The widely despised Steve Sesnick, said to have schemed for Cale’s removal and pushed the group to continue even after Reed quit during their run of shows at Max’s Kansas City, is absent from recollections of their last days. Haynes says the production team had considered making contact but wanted to focus on The Velvet Underground’s “etymology”. In defence of their former manager, Richman, who slept on the sofa in his E. 55th St. apartment after befriending the group, states that “whatever other peoples’ experiences with him were, for me he was a very important person”, suggesting Sesnick had “more than a little of the mystic in him”.

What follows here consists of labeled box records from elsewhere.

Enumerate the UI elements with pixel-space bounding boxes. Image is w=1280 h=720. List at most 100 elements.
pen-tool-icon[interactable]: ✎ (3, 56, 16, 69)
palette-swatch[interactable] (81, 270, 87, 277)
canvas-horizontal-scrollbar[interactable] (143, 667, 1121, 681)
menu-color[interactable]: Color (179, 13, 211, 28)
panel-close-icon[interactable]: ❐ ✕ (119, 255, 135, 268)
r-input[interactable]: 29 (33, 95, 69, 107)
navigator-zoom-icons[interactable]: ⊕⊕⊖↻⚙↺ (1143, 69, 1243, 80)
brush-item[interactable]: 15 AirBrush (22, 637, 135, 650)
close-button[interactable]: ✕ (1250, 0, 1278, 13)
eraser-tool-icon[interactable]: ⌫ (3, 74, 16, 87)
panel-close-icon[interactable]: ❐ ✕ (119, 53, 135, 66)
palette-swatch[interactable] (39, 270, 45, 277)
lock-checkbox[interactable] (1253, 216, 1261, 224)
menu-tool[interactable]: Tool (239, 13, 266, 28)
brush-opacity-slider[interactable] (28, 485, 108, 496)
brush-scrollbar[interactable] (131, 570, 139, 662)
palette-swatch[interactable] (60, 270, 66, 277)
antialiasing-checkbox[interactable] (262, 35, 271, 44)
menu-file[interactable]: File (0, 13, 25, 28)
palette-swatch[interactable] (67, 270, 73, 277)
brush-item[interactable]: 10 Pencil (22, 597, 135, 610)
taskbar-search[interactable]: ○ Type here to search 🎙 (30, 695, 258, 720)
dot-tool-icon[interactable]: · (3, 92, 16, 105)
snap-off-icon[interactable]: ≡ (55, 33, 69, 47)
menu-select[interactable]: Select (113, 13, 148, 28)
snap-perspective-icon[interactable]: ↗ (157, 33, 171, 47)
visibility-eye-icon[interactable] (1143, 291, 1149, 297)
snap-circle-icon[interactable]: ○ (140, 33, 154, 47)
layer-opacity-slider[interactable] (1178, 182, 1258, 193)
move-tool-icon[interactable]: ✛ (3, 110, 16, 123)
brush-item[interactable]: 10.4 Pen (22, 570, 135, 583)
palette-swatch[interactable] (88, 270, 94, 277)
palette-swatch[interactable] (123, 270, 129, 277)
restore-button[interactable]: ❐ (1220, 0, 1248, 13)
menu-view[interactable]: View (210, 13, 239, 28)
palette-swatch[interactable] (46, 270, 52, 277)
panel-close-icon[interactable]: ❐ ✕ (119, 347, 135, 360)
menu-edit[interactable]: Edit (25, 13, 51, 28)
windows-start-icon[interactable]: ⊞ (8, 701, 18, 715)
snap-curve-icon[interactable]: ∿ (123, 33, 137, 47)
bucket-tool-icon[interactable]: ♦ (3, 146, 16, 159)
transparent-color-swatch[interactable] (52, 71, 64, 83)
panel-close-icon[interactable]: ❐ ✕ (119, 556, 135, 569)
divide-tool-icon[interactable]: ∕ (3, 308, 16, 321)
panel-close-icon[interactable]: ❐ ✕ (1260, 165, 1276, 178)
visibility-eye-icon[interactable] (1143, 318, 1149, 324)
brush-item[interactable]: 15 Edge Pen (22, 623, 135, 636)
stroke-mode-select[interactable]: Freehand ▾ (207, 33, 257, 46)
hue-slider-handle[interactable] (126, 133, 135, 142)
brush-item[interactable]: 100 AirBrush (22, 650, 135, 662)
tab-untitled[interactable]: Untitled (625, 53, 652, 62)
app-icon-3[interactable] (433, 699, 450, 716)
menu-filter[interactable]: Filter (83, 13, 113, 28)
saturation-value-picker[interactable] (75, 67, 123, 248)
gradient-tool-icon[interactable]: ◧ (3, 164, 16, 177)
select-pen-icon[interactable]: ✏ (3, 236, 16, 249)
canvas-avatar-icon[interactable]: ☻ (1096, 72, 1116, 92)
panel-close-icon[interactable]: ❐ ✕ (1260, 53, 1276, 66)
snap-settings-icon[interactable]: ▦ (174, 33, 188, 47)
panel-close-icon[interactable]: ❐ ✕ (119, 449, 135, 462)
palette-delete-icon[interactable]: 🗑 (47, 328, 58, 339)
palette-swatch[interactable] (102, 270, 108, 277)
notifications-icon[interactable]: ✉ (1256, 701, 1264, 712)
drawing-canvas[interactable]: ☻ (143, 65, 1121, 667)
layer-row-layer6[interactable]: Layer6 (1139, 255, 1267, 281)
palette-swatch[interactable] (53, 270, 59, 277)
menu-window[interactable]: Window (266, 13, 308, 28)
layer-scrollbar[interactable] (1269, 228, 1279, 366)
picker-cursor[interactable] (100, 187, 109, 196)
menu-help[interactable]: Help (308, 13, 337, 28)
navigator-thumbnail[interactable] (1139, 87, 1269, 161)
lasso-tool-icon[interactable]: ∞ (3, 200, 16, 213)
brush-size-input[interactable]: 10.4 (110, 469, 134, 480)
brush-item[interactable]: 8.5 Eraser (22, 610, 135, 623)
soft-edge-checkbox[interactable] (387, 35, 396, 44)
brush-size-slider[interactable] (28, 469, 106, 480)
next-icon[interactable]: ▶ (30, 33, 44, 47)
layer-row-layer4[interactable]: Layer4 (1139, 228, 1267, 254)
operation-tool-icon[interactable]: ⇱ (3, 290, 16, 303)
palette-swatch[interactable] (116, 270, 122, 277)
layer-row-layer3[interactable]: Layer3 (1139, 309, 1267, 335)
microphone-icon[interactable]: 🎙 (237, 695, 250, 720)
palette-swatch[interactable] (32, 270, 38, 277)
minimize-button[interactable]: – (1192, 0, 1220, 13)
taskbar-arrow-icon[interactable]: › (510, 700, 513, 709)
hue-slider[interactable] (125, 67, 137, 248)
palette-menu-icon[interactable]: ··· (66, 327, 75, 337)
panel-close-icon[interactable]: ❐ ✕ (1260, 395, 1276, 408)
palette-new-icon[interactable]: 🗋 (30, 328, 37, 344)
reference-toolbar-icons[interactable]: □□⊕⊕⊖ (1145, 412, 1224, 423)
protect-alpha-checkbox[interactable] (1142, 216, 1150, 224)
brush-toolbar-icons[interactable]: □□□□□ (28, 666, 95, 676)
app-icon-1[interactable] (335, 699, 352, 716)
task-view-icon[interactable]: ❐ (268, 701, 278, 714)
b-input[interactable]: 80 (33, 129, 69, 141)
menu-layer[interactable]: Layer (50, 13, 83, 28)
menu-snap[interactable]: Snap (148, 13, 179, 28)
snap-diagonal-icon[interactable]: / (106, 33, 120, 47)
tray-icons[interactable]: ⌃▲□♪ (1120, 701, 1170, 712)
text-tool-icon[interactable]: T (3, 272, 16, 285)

In the final frames, the drone returns. Reed and Cale are pictured on stage alongside Nico, for a live rendition of ‘Heroin’ at 1972’s Bataclan reunion in Paris. It is the kind of elemental, emotionally taut collaboration that would, years later, produce the minimalist epitaph of Songs For Drella, the pair’s moving tribute to Warhol, on which Reed sang: “Fly me to the moon. Fly me to a star. But there are no stars in the New York sky. They’re all on the ground." First there is nothing. Then there is everything.
The Velvet Underground is in select cinemas and on Apple TV+ globally from October 15.